As the UK government launched its legal bid to wrest back control of Britain's European Union exit, pro- and anti-Brexit groups protested outside the Supreme Court in London.
EU supporters dressed as judges drove past on a double-decker bus, their chants targeting absent Brexit campaigner and former UKIP leader, Nigel Farage.
Protester Ken Kimber says it's obscene the way the media is portraying the judiciary's role as adjudicator on the Brexit process.
"The kind of language that has been used - the headline in the Daily Mail about judges, 'Enemies of the People', well that's just incitement and it's rubbish and it harks back to the Nazi press directly of the 1930s."
The government has appealed to the country's highest judicial body after the High Court ruled last month the approval of MPs is needed to trigger Article 50 of the Lisbon Treaty and abandon the EU.
But pro-Brexit demonstrator Julia Waller says the case should never have gone to court because the British people had already decided to leave Europe at the June referendum.
"I think we are sleepwalking into losing freedom in this country and freedom is a very precious word. We fought two world wars, we've got to be a proud nation. We're not proud, we're not patriotic. We're politically correct and we are turning on ourselves. It's making me very cross, it's making a lot of people cross. There's a very bad atmosphere."
Inside the court, England and Wales Attorney-General Jeremy Wright opened the government's case.
He argued the High Court was wrong in ruling Britons' constitutional rights to remain in the EU could not be taken away without parliamentary assent.
"When it comes to leaving the European Union, parliament has had full capacity and multiple opportunities to restrict the executive's ordinary ability to begin the Article 50 process and it has not chosen to do so. However much they may wish it had, those who support parliamentary sovereignty should, we submit, respect this exercise of parliamentary sovereignty too."
Supreme Court President Lord David Neuberger stressed the case is about law, not politics, and he spoke out about the abusive and violent threats against businesswoman Gina Miller, who has led the legal challenge against the government.
"Threatening and abusing people because they are excercising their fundamental right to go to court undermines the rule of law. Anyone who communicates such threats or abuse should be aware that there are legal powers designed to ensure that access to the courts is available to everybody."
Gina Miller says she has received death threats and needs security to get her children to school safely.
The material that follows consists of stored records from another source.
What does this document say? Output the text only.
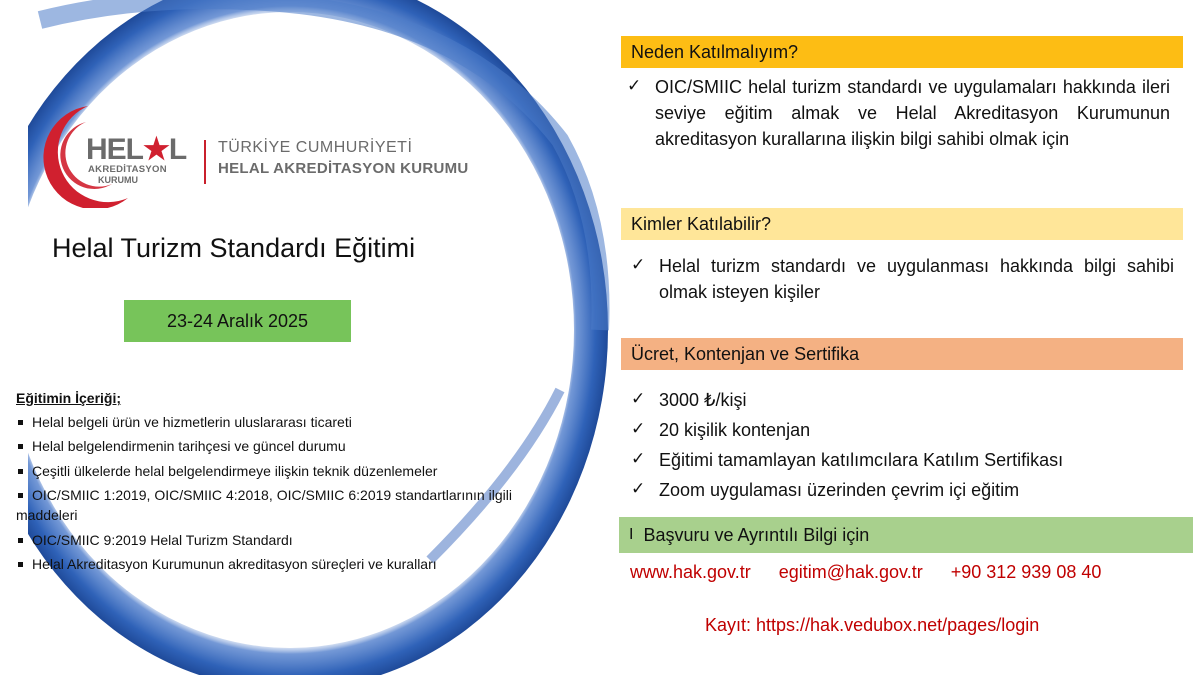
HEL★L
AKREDİTASYON
KURUMU
TÜRKİYE CUMHURİYETİ
HELAL AKREDİTASYON KURUMU
Helal Turizm Standardı Eğitimi
23-24 Aralık 2025
Eğitimin İçeriği;
Helal belgeli ürün ve hizmetlerin uluslararası ticareti
Helal belgelendirmenin tarihçesi ve güncel durumu
Çeşitli ülkelerde helal belgelendirmeye ilişkin teknik düzenlemeler
OIC/SMIIC 1:2019, OIC/SMIIC 4:2018, OIC/SMIIC 6:2019 standartlarının ilgili maddeleri
OIC/SMIIC 9:2019 Helal Turizm Standardı
Helal Akreditasyon Kurumunun akreditasyon süreçleri ve kuralları
Neden Katılmalıyım?
✓ OIC/SMIIC helal turizm standardı ve uygulamaları hakkında ileri seviye eğitim almak ve Helal Akreditasyon Kurumunun akreditasyon kurallarına ilişkin bilgi sahibi olmak için
Kimler Katılabilir?
✓ Helal turizm standardı ve uygulanması hakkında bilgi sahibi olmak isteyen kişiler
Ücret, Kontenjan ve Sertifika
✓ 3000 ₺/kişi
✓ 20 kişilik kontenjan
✓ Eğitimi tamamlayan katılımcılara Katılım Sertifikası
✓ Zoom uygulaması üzerinden çevrim içi eğitim
I Başvuru ve Ayrıntılı Bilgi için
www.hak.gov.tr egitim@hak.gov.tr +90 312 939 08 40
Kayıt: https://hak.vedubox.net/pages/login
"So the levels of sexual and racial violence have been quite extraordinary, to a level that because I am a coloured woman I don't have any place outside of the kitchen, I'm not even a human I've been told, because I am a primate and should be hunted. You know there are bounties on my head to accidentally run me over, calls for me to be the next Jo Cox, gang rape, whatever you can think of, it has happened. And it's not just the keyboard warriors. It's emails, letters, phone calls, it's a barrage."
If the Supreme Court upholds the earlier ruling, it could derail the government's plans.
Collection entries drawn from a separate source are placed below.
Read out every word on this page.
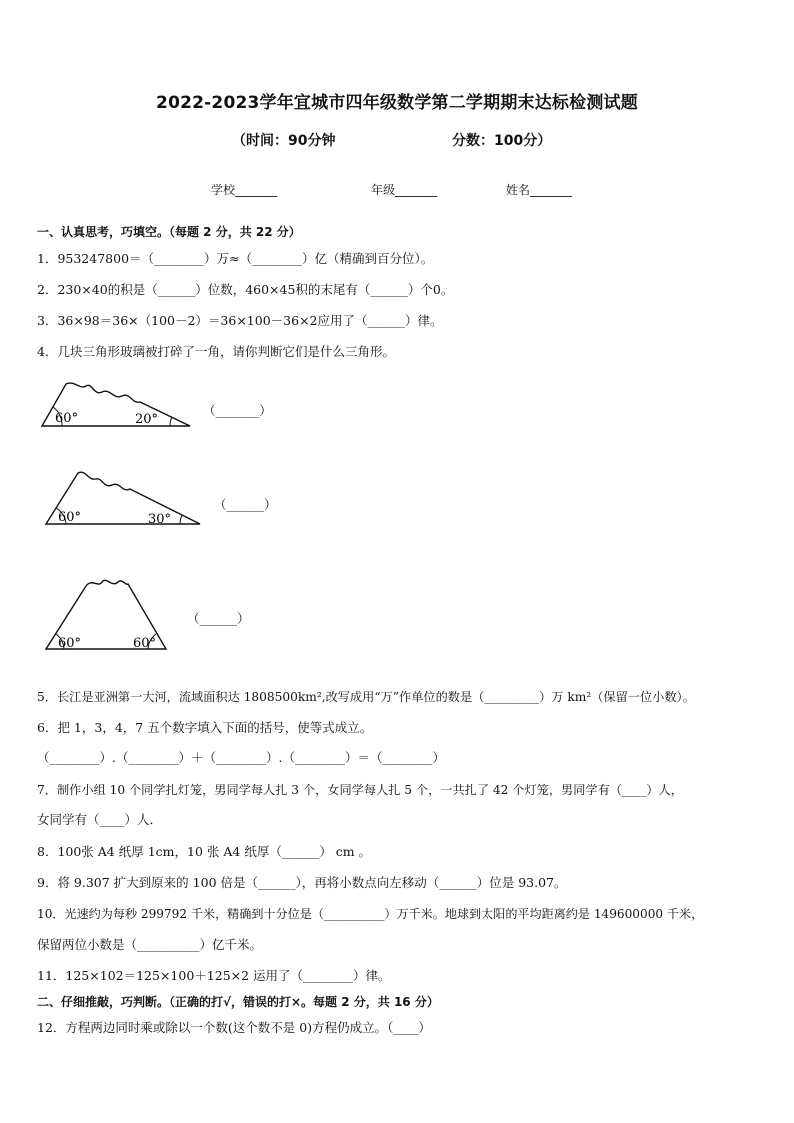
2022-2023学年宜城市四年级数学第二学期期末达标检测试题
（时间：90分钟	分数：100分）
学校_______	年级_______	姓名_______
一、认真思考，巧填空。（每题 2 分，共 22 分）
1．953247800＝（________）万≈（________）亿（精确到百分位）。
2．230×40的积是（______）位数，460×45积的末尾有（______）个0。
3．36×98＝36×（100－2）＝36×100－36×2应用了（______）律。
4．几块三角形玻璃被打碎了一角，请你判断它们是什么三角形。
60°	20°
（_______）
60°	30°
（______）
60°	60°
（______）
5．长江是亚洲第一大河，流域面积达 1808500km²,改写成用“万”作单位的数是（_________）万 km²（保留一位小数）。
6．把 1，3，4，7 五个数字填入下面的括号，使等式成立。
（________）.（________）＋（________）.（________）＝（________）
7．制作小组 10 个同学扎灯笼，男同学每人扎 3 个，女同学每人扎 5 个，一共扎了 42 个灯笼，男同学有（____）人，
女同学有（____）人．
8．100张 A4 纸厚 1cm，10 张 A4 纸厚（______） cm 。
9．将 9.307 扩大到原来的 100 倍是（______），再将小数点向左移动（______）位是 93.07。
10．光速约为每秒 299792 千米，精确到十分位是（__________）万千米。地球到太阳的平均距离约是 149600000 千米，
保留两位小数是（__________）亿千米。
11．125×102＝125×100＋125×2 运用了（________）律。
二、仔细推敲，巧判断。（正确的打√，错误的打×。每题 2 分，共 16 分）
12．方程两边同时乘或除以一个数(这个数不是 0)方程仍成立。（____）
Prime Minister Theresa May's timetable is to begin by March the two-year Brexit process.
And it comes as Europe assesses the fallout from Italy's emphatic rejection of constitutional reforms that's cost Prime Minister Matteo Renzi his job.
German Chancellor Angela Merkel has farewelled a key EU ally.
"I am sad that the referendum in Italy did not turn out as the Prime Minister wanted because I have always supported his cause of reform. But, of course, it is an intenral Italian decision which we have to respect and it was a very broad debate within Italy. From my point of view we will continue to work in Italy and we have also set the right priorities but I have always worked well with Matteo Renzi."
Mr Renzi's resignation has left Italy in a state of political limbo.